L'analyse de données ouvertes ou fermées permettra, par exemple, de se rendre compte que s'approche de nos côtes un bateau peut-être impliqué dans une affaire de pollution maritime au large de l'Afrique du Sud, ou un autre, que l'on soupçonne de servir de bateau-mère dans un trafic de drogues. Tous ces cas de figure pourront ainsi être détectés, et de manière automatique, notamment grâce aux outils que nous sommes en train de mettre en oeuvre dans le cadre du projet ARTEMIS de la DGA et qui nous permettront de faire ressortir de tels signaux.

À côté des données non protégées, c'est-à-dire des données publiques, comme celles fournies par les transpondeurs, il y en a d'autres, plus protégées : ainsi les images fournies par certains satellites, qu'ils soient civils ou d'observation militaire. Je dispose également de données de renseignement que je ne souhaite évidemment pas partager avec tout le monde. Il me faut donc parvenir à organiser ce mille-feuille de données, puis grâce à des outils d'intelligence artificielle enrichis, produire des appréciations de situations de niveaux de confidentialités différents.

Sur les bateaux, l'intelligence artificielle permet de détecter plus loin, et donc de tirer un meilleur parti de nos équipements radar ou sonar afin de percevoir des corrélations ou des éléments que l'oeil humain n'aurait pas pu voir. Elle permet également — vous avez évoqué la veille collaborative navale — de voir à plusieurs, c'est-à-dire de construire par exemple une image en mettant en commun toutes les informations des radars de trois, quatre ou cinq bateaux.

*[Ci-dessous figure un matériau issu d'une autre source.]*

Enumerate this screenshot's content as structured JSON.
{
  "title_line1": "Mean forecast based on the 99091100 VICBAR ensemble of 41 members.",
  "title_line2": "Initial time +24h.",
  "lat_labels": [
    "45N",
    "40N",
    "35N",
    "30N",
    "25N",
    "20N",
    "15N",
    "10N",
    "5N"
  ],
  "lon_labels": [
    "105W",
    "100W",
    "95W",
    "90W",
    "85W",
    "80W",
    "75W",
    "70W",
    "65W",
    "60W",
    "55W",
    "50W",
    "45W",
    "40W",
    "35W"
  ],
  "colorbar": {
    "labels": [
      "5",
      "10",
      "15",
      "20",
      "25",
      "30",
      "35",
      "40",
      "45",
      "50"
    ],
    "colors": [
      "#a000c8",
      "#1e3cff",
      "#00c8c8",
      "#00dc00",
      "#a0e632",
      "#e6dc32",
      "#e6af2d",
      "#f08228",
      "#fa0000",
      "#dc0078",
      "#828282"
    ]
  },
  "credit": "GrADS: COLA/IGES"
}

Voir plus loin revient donc également à voir des objets se déplaçant plus rapidement, comme des missiles supersoniques, demain hypersoniques. Nous avons donc besoin de cette veille collaborative navale.

Pourquoi m'intéressé-je aux pseudo-satellites et aux gliders ? On range par exemple dans la première catégorie le planeur solaire, que nous voulions d'ailleurs expérimenter l'année dernière : il vole à 30 000 mètres d'altitude et peut rester des semaines en l'air. Il avance assez lentement, sa charge utile est assez faible, mais il va à la vitesse d'un bateau : il pourrait donc suivre une force navale, me servir, de façon assez discrète, de relais de télécommunications, mais aussi, de point d'observation afin de relever tous les transpondeurs, en voyant plus loin : ce peut être un outil moins onéreux, plus mobile et peut-être plus discret qu'un satellite. J'espère donc que nous pourrons assez rapidement tester ce type d'engins, qu'il s'agisse de ce planeur solaire ou du fameux ballon de très haute altitude, et les faire fonctionner au-dessus de nos bateaux, soit pour l'observation, soit pour servir de relais de communication.

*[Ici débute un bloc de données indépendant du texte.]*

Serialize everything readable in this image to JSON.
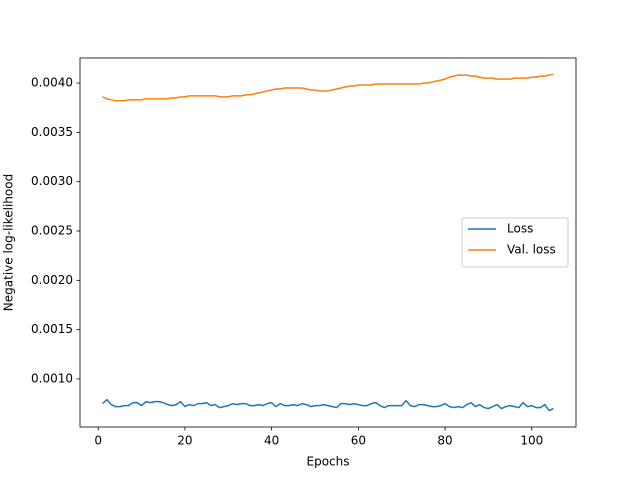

Le glider est quant à lui un planeur sous-marin. Cela ressemble à une petite torpille, avec des ailes qui lui donnent un peu de portance : une fois rempli d'eau, il avance en descendant. Lorsqu'il a atteint le fond de l'océan, ou le niveau d'immersion demandée, il vide ses ballasts, il remonte, oriente ses ailes et peut de nouveau avancer. Nous avons commencé à l'utiliser pour faire de l'observation sous-marine. Un pilote d'avion a besoin de connaître la météo, de prévoir la présence de nuages, d'éclairs ou de vent afin de calculer sa trajectoire et vol en fonction de celle-ci ; de la même façon, pour les sous-marins, j'ai besoin de savoir ce qui se passe sous la mer. Lorsque nous allons à la plage, nous avons l'impression que dans la mer, la marée mise à part, tout est homogène : or ce n'est pas du tout le cas. L'océan est fait de collines, de promontoires, d'enfoncements ; et je ne parle pas du fond, mais des masses d'eau : elles sont très différentes, ce qui a d'ailleurs une influence considérable sur le climat. On peut se cacher, derrière ces masses d'eau, et devenir invisible au sonar. Cette connaissance intérieure de l'océan, j'ai besoin de l'enrichir en permanence Les observations par satellite, permettent de ne voir que la surface de l'océan. Il faut le compléter avec des observations in situ; un glider réalise une coupe de température et de salinité de l'océan, puis il remonte et, sitôt arrivé à la surface, il envoie un très court message par satellite et donne le résultat de ses observations sur les douze dernières heures.